A few years later, researchers became acutely aware of Haloferax mediterranei, an archaea bacterium. Many of the microbes in the archaea group are known to love extremes. Haloferax likes extremely salty environments and thrives in the salt flats of the Spanish Mediterranean. And again, researchers found this peculiar repetitive DNA code.
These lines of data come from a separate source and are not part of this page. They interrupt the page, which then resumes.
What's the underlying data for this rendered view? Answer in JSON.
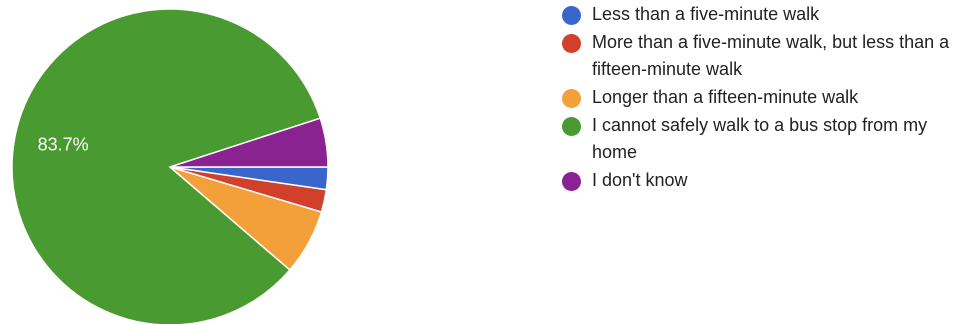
{
  "chart_data": {
    "type": "pie",
    "title": "",
    "slices": [
      {
        "label": "Less than a five-minute walk",
        "value": 2.3,
        "color": "#3a66cc"
      },
      {
        "label": "More than a five-minute walk, but less than a fifteen-minute walk",
        "value": 2.3,
        "color": "#d1402a"
      },
      {
        "label": "Longer than a fifteen-minute walk",
        "value": 6.7,
        "color": "#f3a03b"
      },
      {
        "label": "I cannot safely walk to a bus stop from my home",
        "value": 83.7,
        "color": "#4a9a32"
      },
      {
        "label": "I don't know",
        "value": 5.0,
        "color": "#8a2292"
      }
    ],
    "data_labels": [
      {
        "slice": 3,
        "text": "83.7%"
      }
    ],
    "legend_position": "right"
  }
}
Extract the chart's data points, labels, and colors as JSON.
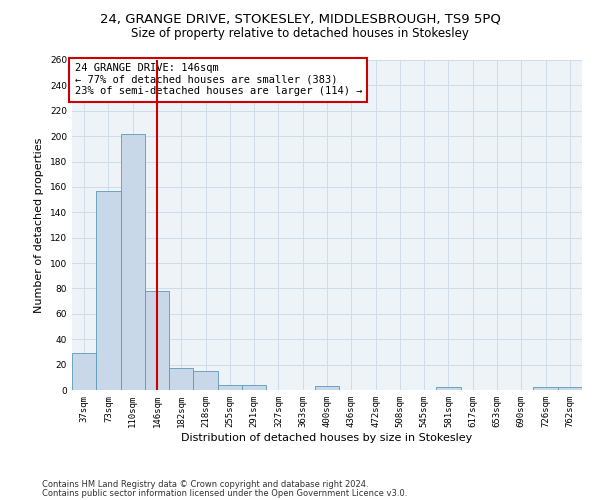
{
  "title": "24, GRANGE DRIVE, STOKESLEY, MIDDLESBROUGH, TS9 5PQ",
  "subtitle": "Size of property relative to detached houses in Stokesley",
  "xlabel": "Distribution of detached houses by size in Stokesley",
  "ylabel": "Number of detached properties",
  "bar_labels": [
    "37sqm",
    "73sqm",
    "110sqm",
    "146sqm",
    "182sqm",
    "218sqm",
    "255sqm",
    "291sqm",
    "327sqm",
    "363sqm",
    "400sqm",
    "436sqm",
    "472sqm",
    "508sqm",
    "545sqm",
    "581sqm",
    "617sqm",
    "653sqm",
    "690sqm",
    "726sqm",
    "762sqm"
  ],
  "bar_values": [
    29,
    157,
    202,
    78,
    17,
    15,
    4,
    4,
    0,
    0,
    3,
    0,
    0,
    0,
    0,
    2,
    0,
    0,
    0,
    2,
    2
  ],
  "bar_color": "#c8d8e8",
  "bar_edge_color": "#5a9aba",
  "vline_x_index": 3,
  "vline_color": "#cc0000",
  "annotation_text": "24 GRANGE DRIVE: 146sqm\n← 77% of detached houses are smaller (383)\n23% of semi-detached houses are larger (114) →",
  "annotation_box_color": "#ffffff",
  "annotation_box_edge_color": "#cc0000",
  "ylim": [
    0,
    260
  ],
  "yticks": [
    0,
    20,
    40,
    60,
    80,
    100,
    120,
    140,
    160,
    180,
    200,
    220,
    240,
    260
  ],
  "grid_color": "#d0dce8",
  "bg_color": "#eef3f8",
  "footer_line1": "Contains HM Land Registry data © Crown copyright and database right 2024.",
  "footer_line2": "Contains public sector information licensed under the Open Government Licence v3.0.",
  "title_fontsize": 9.5,
  "subtitle_fontsize": 8.5,
  "xlabel_fontsize": 8,
  "ylabel_fontsize": 8,
  "tick_fontsize": 6.5,
  "annotation_fontsize": 7.5,
  "footer_fontsize": 6
}
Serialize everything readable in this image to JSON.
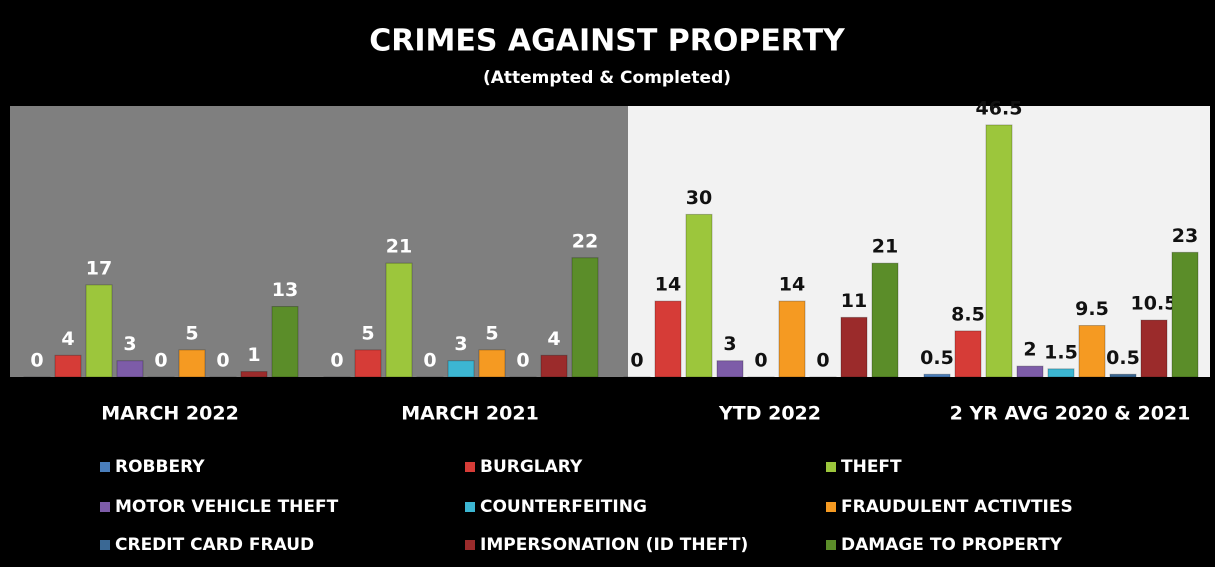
{
  "chart_data": {
    "type": "bar",
    "title": "CRIMES AGAINST PROPERTY",
    "subtitle": "(Attempted & Completed)",
    "categories": [
      "MARCH 2022",
      "MARCH 2021",
      "YTD 2022",
      "2 YR AVG 2020 & 2021"
    ],
    "ylim": [
      0,
      50
    ],
    "series": [
      {
        "name": "ROBBERY",
        "color": "#4a7ebb",
        "values": [
          0,
          0,
          0,
          0.5
        ]
      },
      {
        "name": "BURGLARY",
        "color": "#d63c37",
        "values": [
          4,
          5,
          14,
          8.5
        ]
      },
      {
        "name": "THEFT",
        "color": "#9cc63c",
        "values": [
          17,
          21,
          30,
          46.5
        ]
      },
      {
        "name": "MOTOR VEHICLE THEFT",
        "color": "#7d5ca8",
        "values": [
          3,
          0,
          3,
          2
        ]
      },
      {
        "name": "COUNTERFEITING",
        "color": "#3cb6d2",
        "values": [
          0,
          3,
          0,
          1.5
        ]
      },
      {
        "name": "FRAUDULENT ACTIVTIES",
        "color": "#f59a22",
        "values": [
          5,
          5,
          14,
          9.5
        ]
      },
      {
        "name": "CREDIT CARD FRAUD",
        "color": "#3a6894",
        "values": [
          0,
          0,
          0,
          0.5
        ]
      },
      {
        "name": "IMPERSONATION (ID THEFT)",
        "color": "#9b2b2b",
        "values": [
          1,
          4,
          11,
          10.5
        ]
      },
      {
        "name": "DAMAGE TO PROPERTY",
        "color": "#5b8d29",
        "values": [
          13,
          22,
          21,
          23
        ]
      }
    ]
  }
}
The science world soon learned that this special DNA code occurs in very different microbes.
Looking for forensic methods to detect bioweapons, the French military investigated plague bacteria from an outbreak in Vietnam – and there it was again, the repetitive CRISPR code. At that point, several scientists surmised that CRISPR could perhaps be a kind of “immunological memory”. Although invisible to our eyes, a brutal battle for survival between bacteria and viruses is fought every day. Viruses infect bacteria, and bacteria have to put up a defense. Did CRISPR contain a license to kill viruses?
What was urgently needed at that point was experimental proof of this extraordinary idea. And again it came from an unusual source. In the production of yogurt and other dairy products, viruses that attack and destroy lactic acid bacteria are a threat. A researcher in the dairy industry realized that lactic acid bacteria were resistant to viruses whenever these bacteria carried the CRISPR code. Slowly, the secret of the gene scissors started to become unveiled.